Frank Permuy has built the program from scratch into a winner, and now a state semifinalist at last.
By KEITH NIEBUHR
Published May 25, 2005
TAMPA - Like it was yesterday, Frank Permuy remembers exactly what the principal told him when he agreed to become Gaither's baseball coach in 1984, not long after the school opened.
"He said we'd get some top-notch players from Chamberlain and Leto," Permuy said. "But we didn't have one player that had ever sat on a high school bench."
He knew then the job wouldn't be easy.
And perhaps that is why Gaither's first trip to the final four, secured with a 17-2 win over Lakeland George Jenkins last week, was particularly gratifying. Nothing was handed to Permuy. Nothing came easily. He literally built this program from the ground up.
The payoff comes tonight at 8 in Sarasota, where the Cowboys play Cape Coral Mariner at Ed Smith Stadium. This is Permuy's ninth trip to the playoffs with Gaither, but the coach is no stranger to the final four.
Permuy, 62, reached it 23 years ago.
In 1982, he led Tampa Catholic to the Class 3A title with a 7-0 win over Punta Gorda Charlotte in his first season as Crusaders coach. The situations, however, can't be compared.
"That (team) was kind of handed to us," Permuy said.
At Gaither, Permuy didn't reach the playoffs until 1990, didn't win his first playoff game until 1995 and didn't reach a region final until 1999.
"We've always either been one pitcher short or something came up," Permuy said. "But we always stuck with it."
Despite Gaither's inability to take the next step for many years, Permuy never lost any sleep.

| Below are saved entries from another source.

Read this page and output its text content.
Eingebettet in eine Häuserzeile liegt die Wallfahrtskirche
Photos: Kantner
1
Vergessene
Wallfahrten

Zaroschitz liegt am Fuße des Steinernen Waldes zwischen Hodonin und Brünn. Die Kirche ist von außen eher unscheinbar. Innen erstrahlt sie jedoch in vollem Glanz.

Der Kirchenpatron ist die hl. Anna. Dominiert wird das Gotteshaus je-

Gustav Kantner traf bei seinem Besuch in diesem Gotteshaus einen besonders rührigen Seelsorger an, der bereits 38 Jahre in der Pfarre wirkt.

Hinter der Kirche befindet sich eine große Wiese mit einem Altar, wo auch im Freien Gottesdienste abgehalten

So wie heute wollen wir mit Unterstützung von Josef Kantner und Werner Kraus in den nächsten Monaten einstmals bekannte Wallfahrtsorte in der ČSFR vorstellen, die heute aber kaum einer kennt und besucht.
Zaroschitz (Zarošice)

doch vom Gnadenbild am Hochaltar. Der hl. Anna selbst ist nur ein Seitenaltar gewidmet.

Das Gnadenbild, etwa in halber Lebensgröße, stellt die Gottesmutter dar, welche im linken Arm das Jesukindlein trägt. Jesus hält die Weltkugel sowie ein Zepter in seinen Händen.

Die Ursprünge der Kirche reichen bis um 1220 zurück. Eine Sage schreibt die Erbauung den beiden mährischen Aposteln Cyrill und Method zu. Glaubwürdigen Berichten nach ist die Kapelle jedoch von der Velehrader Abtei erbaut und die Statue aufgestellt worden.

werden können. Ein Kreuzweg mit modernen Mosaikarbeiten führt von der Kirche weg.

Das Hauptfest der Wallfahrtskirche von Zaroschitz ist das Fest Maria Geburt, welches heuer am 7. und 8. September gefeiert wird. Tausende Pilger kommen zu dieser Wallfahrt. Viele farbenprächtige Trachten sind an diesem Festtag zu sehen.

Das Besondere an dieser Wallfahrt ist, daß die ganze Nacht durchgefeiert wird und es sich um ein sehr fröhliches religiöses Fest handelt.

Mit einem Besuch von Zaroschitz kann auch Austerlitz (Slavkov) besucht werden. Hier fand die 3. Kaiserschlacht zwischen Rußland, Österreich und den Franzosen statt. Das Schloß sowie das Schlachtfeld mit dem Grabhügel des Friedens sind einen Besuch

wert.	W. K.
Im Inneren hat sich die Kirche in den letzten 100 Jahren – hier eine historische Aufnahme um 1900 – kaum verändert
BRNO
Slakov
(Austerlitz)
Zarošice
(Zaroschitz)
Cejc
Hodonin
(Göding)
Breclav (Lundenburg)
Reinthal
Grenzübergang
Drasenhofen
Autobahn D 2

He said he doesn't keep track of trophies or wins, though it's worth noting he passed the 500-career victory mark last season.
"I love to coach," he said.
Players both past and present have a strong affection for Permuy. Senior Ryan Plate said some on the current squad call him "The Godfather." Wharton coach Scott Hoffman, who played for Permuy at Gaither and later was one of his assistants, said he phones his mentor "almost every day, just to talk baseball."

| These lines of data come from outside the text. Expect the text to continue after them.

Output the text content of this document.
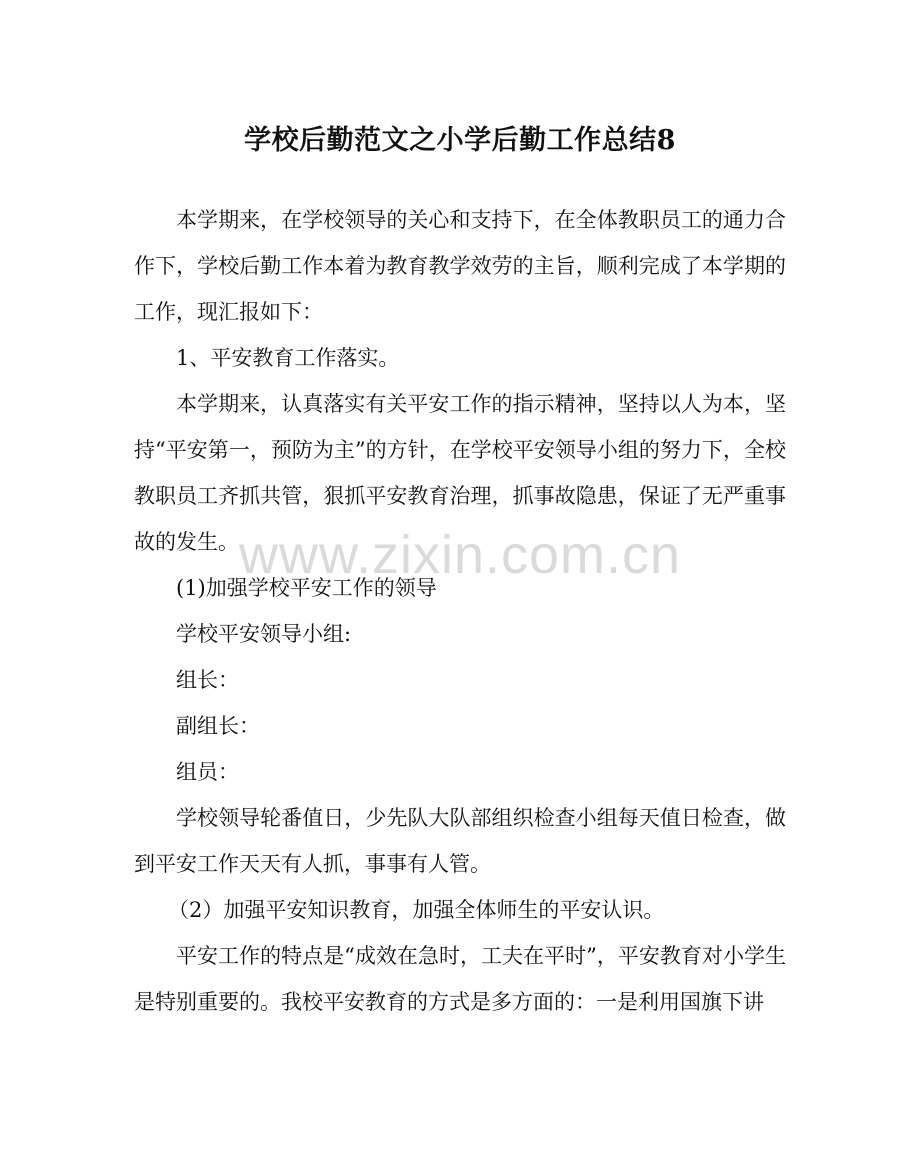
学校后勤范文之小学后勤工作总结8

本学期来，在学校领导的关心和支持下，在全体教职员工的通力合作下，学校后勤工作本着为教育教学效劳的主旨，顺利完成了本学期的工作，现汇报如下：

1、平安教育工作落实。

本学期来，认真落实有关平安工作的指示精神，坚持以人为本，坚持“平安第一，预防为主”的方针，在学校平安领导小组的努力下，全校教职员工齐抓共管，狠抓平安教育治理，抓事故隐患，保证了无严重事故的发生。

(1)加强学校平安工作的领导

学校平安领导小组:

组长：

副组长：

组员：

学校领导轮番值日，少先队大队部组织检查小组每天值日检查，做到平安工作天天有人抓，事事有人管。

（2）加强平安知识教育，加强全体师生的平安认识。

平安工作的特点是“成效在急时，工夫在平时”，平安教育对小学生是特别重要的。我校平安教育的方式是多方面的：一是利用国旗下讲

www.zixin.com.cn
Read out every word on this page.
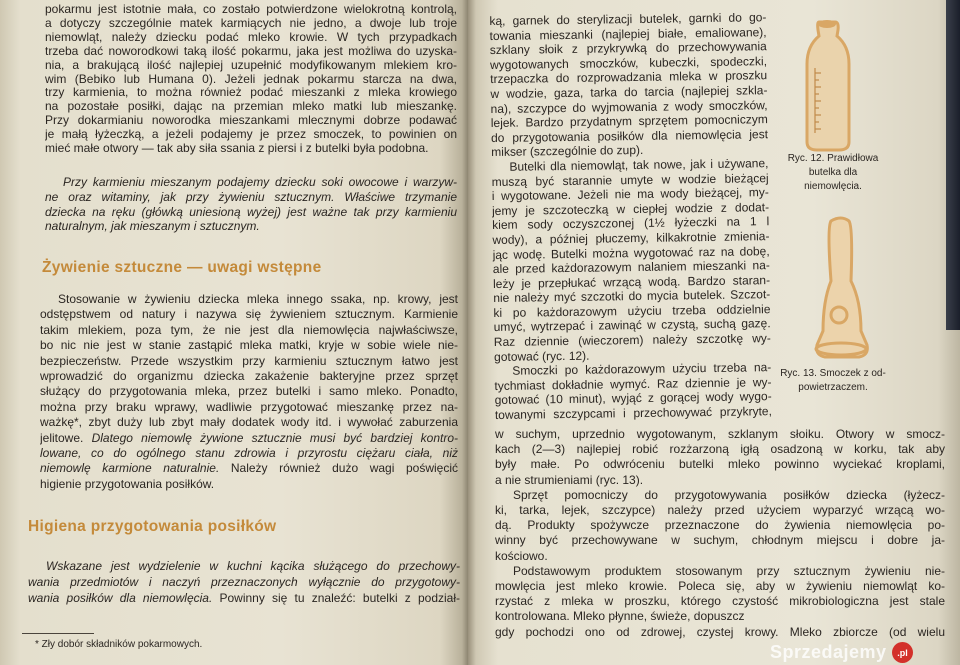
pokarmu jest istotnie mała, co zostało potwierdzone wielokrotną kontrolą,
a dotyczy szczególnie matek karmiących nie jedno, a dwoje lub troje
niemowląt, należy dziecku podać mleko krowie. W tych przypadkach
trzeba dać noworodkowi taką ilość pokarmu, jaka jest możliwa do uzyska-
nia, a brakującą ilość najlepiej uzupełnić modyfikowanym mlekiem kro-
wim (Bebiko lub Humana 0). Jeżeli jednak pokarmu starcza na dwa,
trzy karmienia, to można również podać mieszanki z mleka krowiego
na pozostałe posiłki, dając na przemian mleko matki lub mieszankę.
Przy dokarmianiu noworodka mieszankami mlecznymi dobrze podawać
je małą łyżeczką, a jeżeli podajemy je przez smoczek, to powinien on
mieć małe otwory — tak aby siła ssania z piersi i z butelki była podobna.
Przy karmieniu mieszanym podajemy dziecku soki owocowe i warzyw-
ne oraz witaminy, jak przy żywieniu sztucznym. Właściwe trzymanie
dziecka na ręku (główką uniesioną wyżej) jest ważne tak przy karmieniu
naturalnym, jak mieszanym i sztucznym.
Żywienie sztuczne — uwagi wstępne
Stosowanie w żywieniu dziecka mleka innego ssaka, np. krowy, jest
odstępstwem od natury i nazywa się żywieniem sztucznym. Karmienie
takim mlekiem, poza tym, że nie jest dla niemowlęcia najwłaściwsze,
bo nic nie jest w stanie zastąpić mleka matki, kryje w sobie wiele nie-
bezpieczeństw. Przede wszystkim przy karmieniu sztucznym łatwo jest
wprowadzić do organizmu dziecka zakażenie bakteryjne przez sprzęt
służący do przygotowania mleka, przez butelki i samo mleko. Ponadto,
można przy braku wprawy, wadliwie przygotować mieszankę przez na-
ważkę*, zbyt duży lub zbyt mały dodatek wody itd. i wywołać zaburzenia
jelitowe. Dlatego niemowlę żywione sztucznie musi być bardziej kontro-
lowane, co do ogólnego stanu zdrowia i przyrostu ciężaru ciała, niż
niemowlę karmione naturalnie. Należy również dużo wagi poświęcić
higienie przygotowania posiłków.
Higiena przygotowania posiłków
Wskazane jest wydzielenie w kuchni kącika służącego do przechowy-
wania przedmiotów i naczyń przeznaczonych wyłącznie do przygotowy-
wania posiłków dla niemowlęcia. Powinny się tu znaleźć: butelki z podział-
* Zły dobór składników pokarmowych.
ką, garnek do sterylizacji butelek, garnki do go-
towania mieszanki (najlepiej białe, emaliowane),
szklany słoik z przykrywką do przechowywania
wygotowanych smoczków, kubeczki, spodeczki,
trzepaczka do rozprowadzania mleka w proszku
w wodzie, gaza, tarka do tarcia (najlepiej szkla-
na), szczypce do wyjmowania z wody smoczków,
lejek. Bardzo przydatnym sprzętem pomocniczym
do przygotowania posiłków dla niemowlęcia jest
mikser (szczególnie do zup).
Butelki dla niemowląt, tak nowe, jak i używane,
muszą być starannie umyte w wodzie bieżącej
i wygotowane. Jeżeli nie ma wody bieżącej, my-
jemy je szczoteczką w ciepłej wodzie z dodat-
kiem sody oczyszczonej (1½ łyżeczki na 1 l
wody), a później płuczemy, kilkakrotnie zmienia-
jąc wodę. Butelki można wygotować raz na dobę,
ale przed każdorazowym nalaniem mieszanki na-
leży je przepłukać wrzącą wodą. Bardzo staran-
nie należy myć szczotki do mycia butelek. Szczot-
ki po każdorazowym użyciu trzeba oddzielnie
umyć, wytrzepać i zawinąć w czystą, suchą gazę.
Raz dziennie (wieczorem) należy szczotkę wy-
gotować (ryc. 12).
Smoczki po każdorazowym użyciu trzeba na-
tychmiast dokładnie wymyć. Raz dziennie je wy-
gotować (10 minut), wyjąć z gorącej wody wygo-
towanymi szczypcami i przechowywać przykryte,
w suchym, uprzednio wygotowanym, szklanym słoiku. Otwory w smocz-
kach (2—3) najlepiej robić rozżarzoną igłą osadzoną w korku, tak aby
były małe. Po odwróceniu butelki mleko powinno wyciekać kroplami,
a nie strumieniami (ryc. 13).
Sprzęt pomocniczy do przygotowywania posiłków dziecka (łyżecz-
ki, tarka, lejek, szczypce) należy przed użyciem wyparzyć wrzącą wo-
dą. Produkty spożywcze przeznaczone do żywienia niemowlęcia po-
winny być przechowywane w suchym, chłodnym miejscu i dobre ja-
kościowo.
Podstawowym produktem stosowanym przy sztucznym żywieniu nie-
mowlęcia jest mleko krowie. Poleca się, aby w żywieniu niemowląt ko-
rzystać z mleka w proszku, którego czystość mikrobiologiczna jest stale
kontrolowana. Mleko płynne, świeże, dopuszcz
gdy pochodzi ono od zdrowej, czystej krowy. Mleko zbiorcze (od wielu
Ryc. 12. Prawidłowa
butelka dla
niemowlęcia.
Ryc. 13. Smoczek z od-
powietrzaczem.
Sprzedajemy	.pl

"I credit a lot of my success to him," Hoffman said. "A lot of coaches root for him. He's a nice guy. He'll help you out no matter what you need. He's genuine. He loves to go out there every day and compete, regardless of how it turns out."
This season, things finally fell into place.
A key transfer moved in, a few dominant pitchers emerged and as the season progressed, Gaither (25-5) began looking like a contender. But there were a few scares.
The Cowboys sneaked past Brandon 3-2 in the opening round of the playoffs, then survived against Clermont East Ridge 10-9, but only after almost blowing a 10-2 lead in the final inning. With the final four clincher against George Jenkins came a gigantic sigh of relief.
This week, Permuy has preached to his squad to savor the moment. He knows opportunities such as this don't come around every day.
"I told them they're not going to believe the experience once they get out there," he said.
Winning it all won't be easy.
But the players have every intention of making Permuy's long wait worth it.
"This means a lot since he has been such a great coach over the years," Plate said. "He's a legend."